No alla reintegra, ma sì al risarcimento per il dipendente disobbediente, laddove si rifiuti di eseguire l’ordine di un superiore. Infatti, in caso di licenziamento giudicato sproporzionato rispetto al fatto contestato al lavoratore, si ha unicamente diritto a un’indennità economica a titolo di risarcimento.
Dunque, la condotta addebitata al lavoratore non è attribuibile alla mera “trascuranza” nell’adempimento degli obblighi contrattuali, rientrante invece tra le ipotesi per cui il CCNL prevede una sanzione conservativa.
Così hanno deciso i giudici di legittimità con la Sentenza numero 31529 del 3 dicembre 2019. Vediamo cosa ha stabilito la Corte.
Dipendente disobbediente: caso e difesa
I giudici della Suprema Corte si sono espressi in merito a un caso di licenziamento di un dipendente che si era rifiutato di eseguire l’ordine di un superiore. Nel caso di specie, la Corte d’appello di Milano, in parziale riforma della decisione del Tribunale di Como, ha dichiarato la illegittimità del licenziamento con la conseguente:
- risoluzione del rapporto di lavoro;
- condanna al pagamento di un’indennità risarcitoria pari a 15 mensilità dell’ultima retribuzione globale di fatto ex art. 18, co. 5, della L. n. 300/1970 (cd. “Statuto dei Lavoratori”).
In particolare, i giudici di merito hanno sì ritenuto realizzati dal lavoratore due dei tre addebiti disciplinari contestati dalla società ma, in assenza di ripercussioni sull’andamento aziendale e a fronte del contesto di elevata conflittualità in cui i comportamenti si sono innestati, hanno ritenuto sproporzionato l’atto di recesso. Nello specifico, il lavoratore aveva abbandonato il posto di lavoro e trascurato l’adempimento delle mansioni assegnate.
Innanzitutto, il ricorrente lamentava falsa applicazione dell’art. 18, co. 4 e 5, della L. n. 300/1970. Infatti, a detta del lavoratore le due infrazioni disciplinari commesse non giustificavano la sanzione espulsiva. Pertanto, avrebbe dovuto trovare applicazione la “tutela reale”, alla luce anche delle clausole del Ccnl applicato che ricollegavano le infrazioni commesse esclusivamente a sanzioni conservative.
Il lavoratore, tra l’altro, fa presente che egli aveva diritto di sottrarsi alle plateali provocazioni poste in essere a suo danno dal datore di lavoro allontanandosi dal posto di lavoro.

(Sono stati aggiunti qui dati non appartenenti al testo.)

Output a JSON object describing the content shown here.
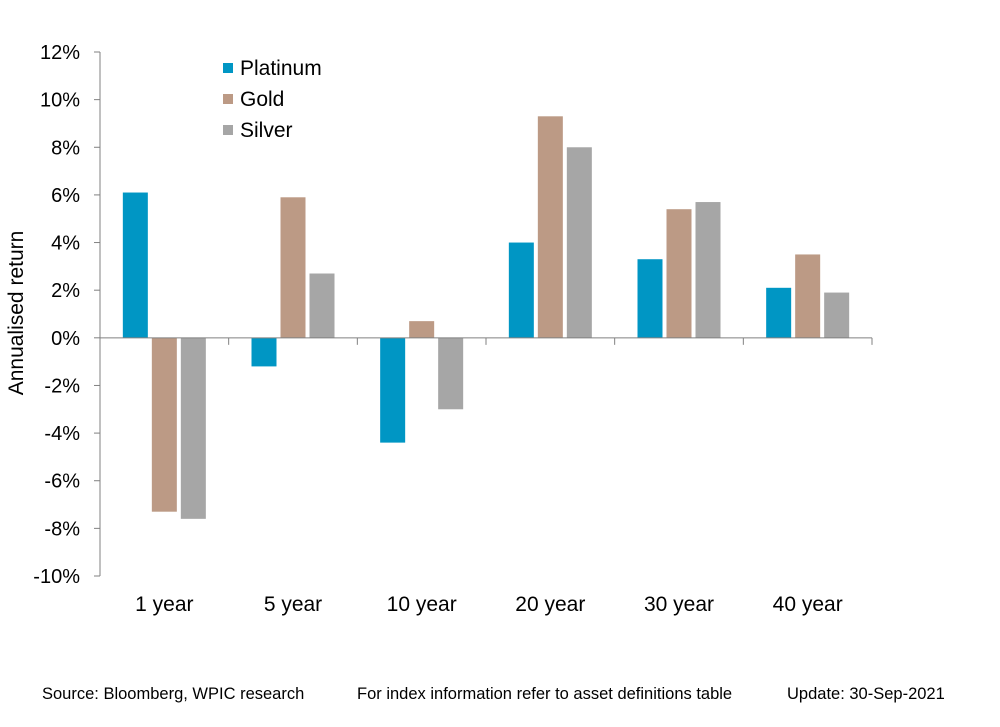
{
  "chart_data": {
    "type": "bar",
    "categories": [
      "1 year",
      "5 year",
      "10 year",
      "20 year",
      "30 year",
      "40 year"
    ],
    "series": [
      {
        "name": "Platinum",
        "color": "#0096C4",
        "values": [
          6.1,
          -1.2,
          -4.4,
          4.0,
          3.3,
          2.1
        ]
      },
      {
        "name": "Gold",
        "color": "#BC9A85",
        "values": [
          -7.3,
          5.9,
          0.7,
          9.3,
          5.4,
          3.5
        ]
      },
      {
        "name": "Silver",
        "color": "#A6A6A6",
        "values": [
          -7.6,
          2.7,
          -3.0,
          8.0,
          5.7,
          1.9
        ]
      }
    ],
    "ylabel": "Annualised return",
    "ylim": [
      -10,
      12
    ],
    "yticks": [
      12,
      10,
      8,
      6,
      4,
      2,
      0,
      -2,
      -4,
      -6,
      -8,
      -10
    ],
    "ytick_labels": [
      "12%",
      "10%",
      "8%",
      "6%",
      "4%",
      "2%",
      "0%",
      "-2%",
      "-4%",
      "-6%",
      "-8%",
      "-10%"
    ],
    "grid": false,
    "legend_position": "top-left"
  },
  "footer": {
    "source": "Source: Bloomberg, WPIC research",
    "note": "For index information refer to asset definitions table",
    "update": "Update: 30-Sep-2021"
  }
}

Sentenza Cassazione sul caso del dipendente disobbediente
I giudici della Suprema Corte respingono il ricorso del lavoratore. Secondo gli ermellini, l’accesso alla tutela reale presuppone una valutazione di proporzionalità fra:
- sanzione conservativa;
- fatto in addebito tipizzata dalla contrattazione collettiva.
Laddove invece il CCNL rimetta al giudice la valutazione dell’esistenza di un simile rapporto di proporzione in relazione al contesto, al lavoratore spetta la tutela indennitaria. In quest’ultimo caso, non si ravvisa una disparità di trattamento bensì l’espressione di una libera scelta del legislatore, fondata sulla valorizzazione dell’autonomia collettiva in materia
Nel caso in concreto, l’accertato rifiuto di eseguire un ordine impartito dal superiore gerarchico non può ritenersi riconducibile nell’ipotesi, tipizzata dal CCNL, della “trascuranza dell’adempimento degli obblighi contrattuali e di regolamento interno”, ed il giudizio di proporzionalità tra infrazione e sanzione è stato, pertanto, affidato alla valutazione del giudice.
In altri termini, qualora vi sia sproporzione tra sanzione e infrazione, va riconosciuta la tutela risarcitoria se la condotta in addebito non coincida con alcuna delle fattispecie per le quali i contratti collettivi ovvero i codici disciplinari applicabili prevedono una sanzione conservativa.
In tal caso, quindi, il difetto di proporzionalità ricade, difatti, tra le “altre ipotesi” di cui all’art. 18, co. 5 della L. n. 300/1970, successivamente modificato dall’art. 1, co. 42, della L. n. 92/2012. Ipotesi, queste, in cui non ricorrono gli estremi del giustificato motivo soggettivo o della giusta causa di licenziamento.